The benefit of gate protection
When the gate is less well protected, as in the Gen 3 device, it is important to ensure that the electric field never becomes strong enough to damage the gate oxide. Therefore, the drift range, which has to absorb the blocking voltage, is deliberately oversized (derating [3] ). It should be remembered that a 650V Gen 3 device, such as can be used in electric cars with 400V battery voltage, has a breakdown voltage of over 1200V. This ensures safe, long-life operation, but the resistance of the drift region increases exponentially with the voltage it must carry (R dr ∝ U 2.28 ).

Since the gate is better protected in Gen 4 devices, their drift region does not need to be overdesigned as much. The measured breakdown voltage was 1000 V, a reduction of more than 20 percent compared to Gen 3. Thus, the resistance in the drift region could be reduced by more than 40 percent. This seems to be confirmed in the TechInsights cross-sections, as the drift region of the new device is similarly wide, although it is actually thinner due to the deep trenches (see Figure 7 ). It can also be assumed that the drift region is more highly doped on Gen 4, further lowering the resistance.

In addition, reliability also increases when the gate oxide is effectively protected. This also explains the longer lifetime of the gate oxide in the short circuit, which Rohm has increased from a minimum of 4.5 µs to 5.5 µs. In the event of a short circuit, the area of ​​the component that absorbs the highest field usually reaches the highest temperatures. The further away this point is from the gate, the longer it takes for its oxide to break through.

A step towards SiC superjunction?
Even though the new Gen 4 are not superjunction devices, since their p-type trenches are only a fraction of those we propose, it is reasonable to assume that the superjunction principle is at work in the region below the source trenches. Finally, a very narrow n-doped region sandwiched between two P-pillars could cause the JFET's resistance to increase significantly. However, the resistance in the n-doped region is likely to be higher than in the drift region, so that the principle of charge balancing in superjunction MOSFETs can be used to increase the doping without affecting the blocking capability.

Summary and conclusions
The Gen 4 design seems to be realizing its potential.
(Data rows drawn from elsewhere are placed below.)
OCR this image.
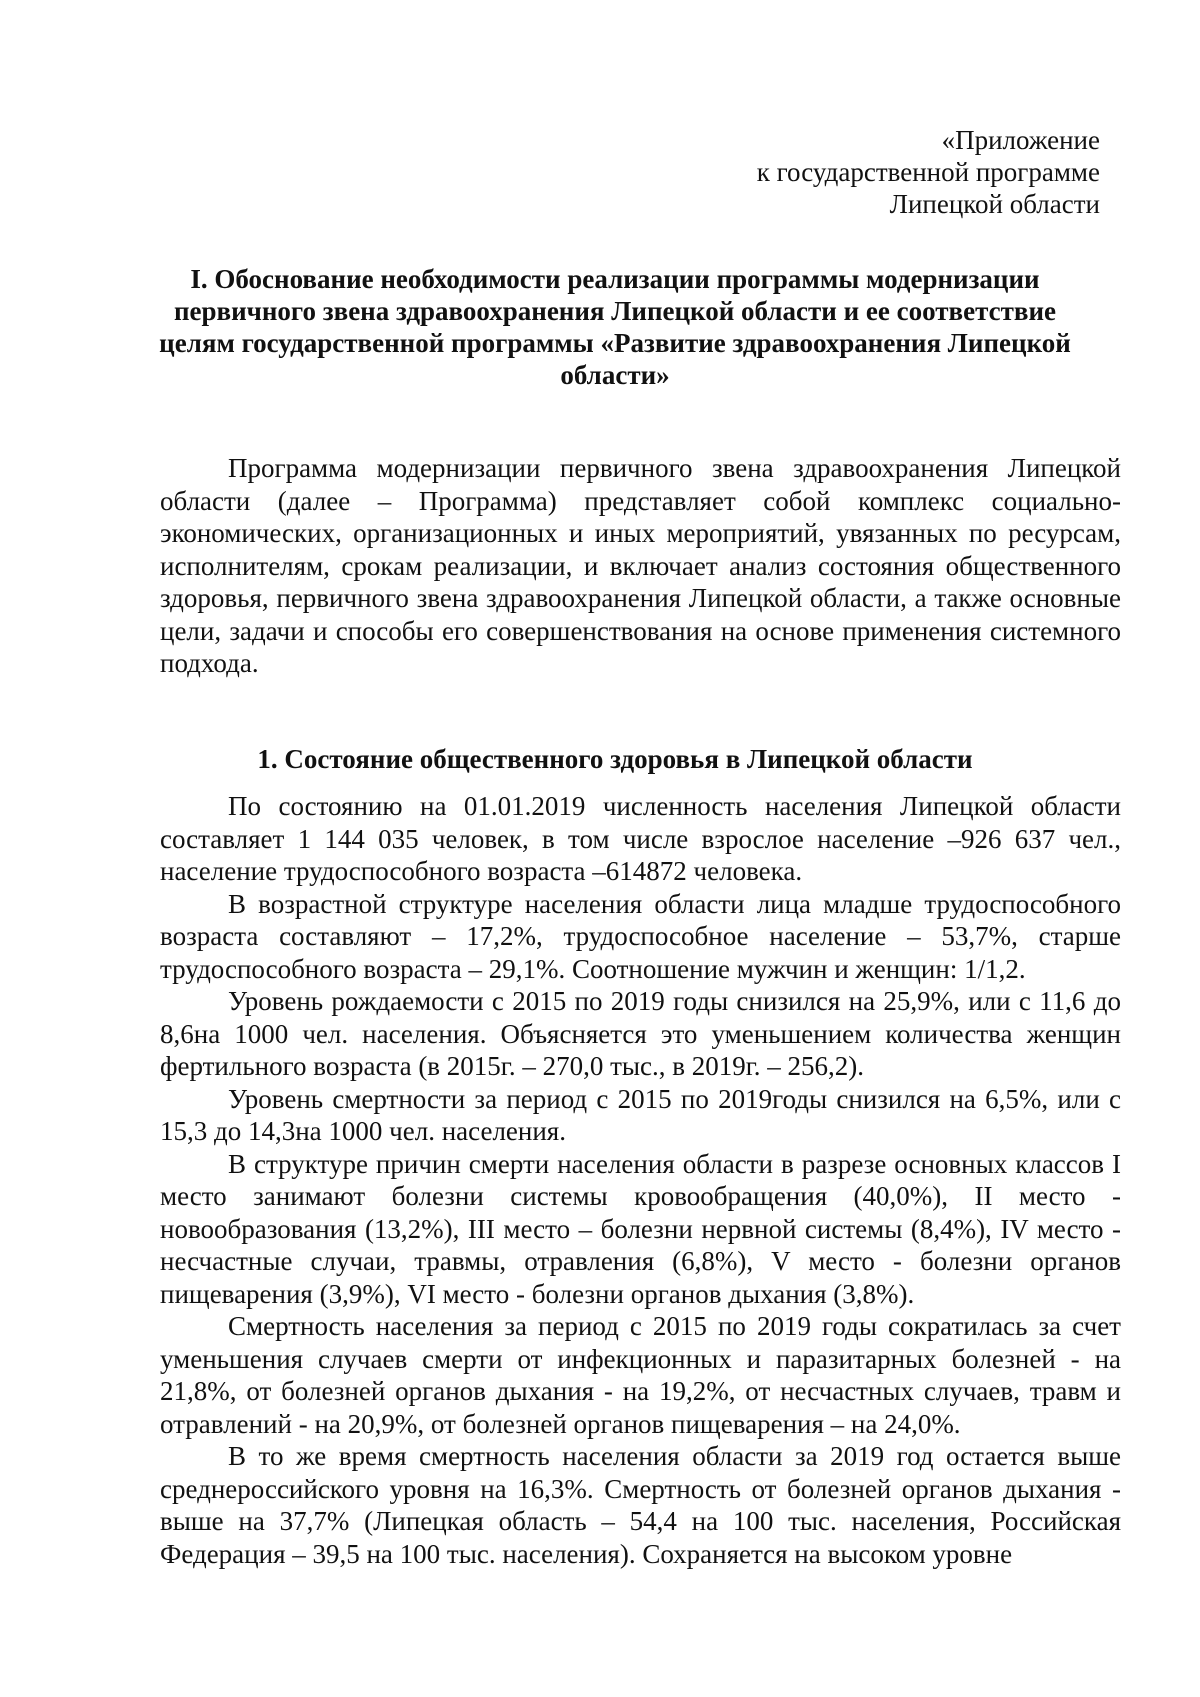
«Приложение
к государственной программе
Липецкой области
I. Обоснование необходимости реализации программы модернизации первичного звена здравоохранения Липецкой области и ее соответствие целям государственной программы «Развитие здравоохранения Липецкой области»

Программа модернизации первичного звена здравоохранения Липецкой области (далее – Программа) представляет собой комплекс социально-экономических, организационных и иных мероприятий, увязанных по ресурсам, исполнителям, срокам реализации, и включает анализ состояния общественного здоровья, первичного звена здравоохранения Липецкой области, а также основные цели, задачи и способы его совершенствования на основе применения системного подхода.

1. Состояние общественного здоровья в Липецкой области

По состоянию на 01.01.2019 численность населения Липецкой области составляет 1 144 035 человек, в том числе взрослое население –926 637 чел., население трудоспособного возраста –614872 человека.

В возрастной структуре населения области лица младше трудоспособного возраста составляют – 17,2%, трудоспособное население – 53,7%, старше трудоспособного возраста – 29,1%. Соотношение мужчин и женщин: 1/1,2.

Уровень рождаемости с 2015 по 2019 годы снизился на 25,9%, или с 11,6 до 8,6на 1000 чел. населения. Объясняется это уменьшением количества женщин фертильного возраста (в 2015г. – 270,0 тыс., в 2019г. – 256,2).

Уровень смертности за период с 2015 по 2019годы снизился на 6,5%, или с 15,3 до 14,3на 1000 чел. населения.

В структуре причин смерти населения области в разрезе основных классов I место занимают болезни системы кровообращения (40,0%), II место - новообразования (13,2%), III место – болезни нервной системы (8,4%), IV место - несчастные случаи, травмы, отравления (6,8%), V место - болезни органов пищеварения (3,9%), VI место - болезни органов дыхания (3,8%).

Смертность населения за период с 2015 по 2019 годы сократилась за счет уменьшения случаев смерти от инфекционных и паразитарных болезней - на 21,8%, от болезней органов дыхания - на 19,2%, от несчастных случаев, травм и отравлений - на 20,9%, от болезней органов пищеварения – на 24,0%.

В то же время смертность населения области за 2019 год остается выше среднероссийского уровня на 16,3%. Смертность от болезней органов дыхания - выше на 37,7% (Липецкая область – 54,4 на 100 тыс. населения, Российская Федерация – 39,5 на 100 тыс. населения). Сохраняется на высоком уровне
From this it can be concluded that Rohm found a way to use their deep trench design to simultaneously:

  • reduce the cell pitch by a factor of three, which significantly reduces the channel resistance
  • protect the gate oxide, increasing its reliability and allowing for less derating of the drift region, decreasing its resistance
  • significantly reduce the substrate resistance and to introduce a JFET region, although this disadvantage can be reduced by the principles of charge balancing (superjunction).
    Now it remains to be seen to what extent EV manufacturers and Tier 1 companies will use this technology in their on-board chargers or possibly even in the traction converters. This is because planar SiC MOSFETs still dominate in this area.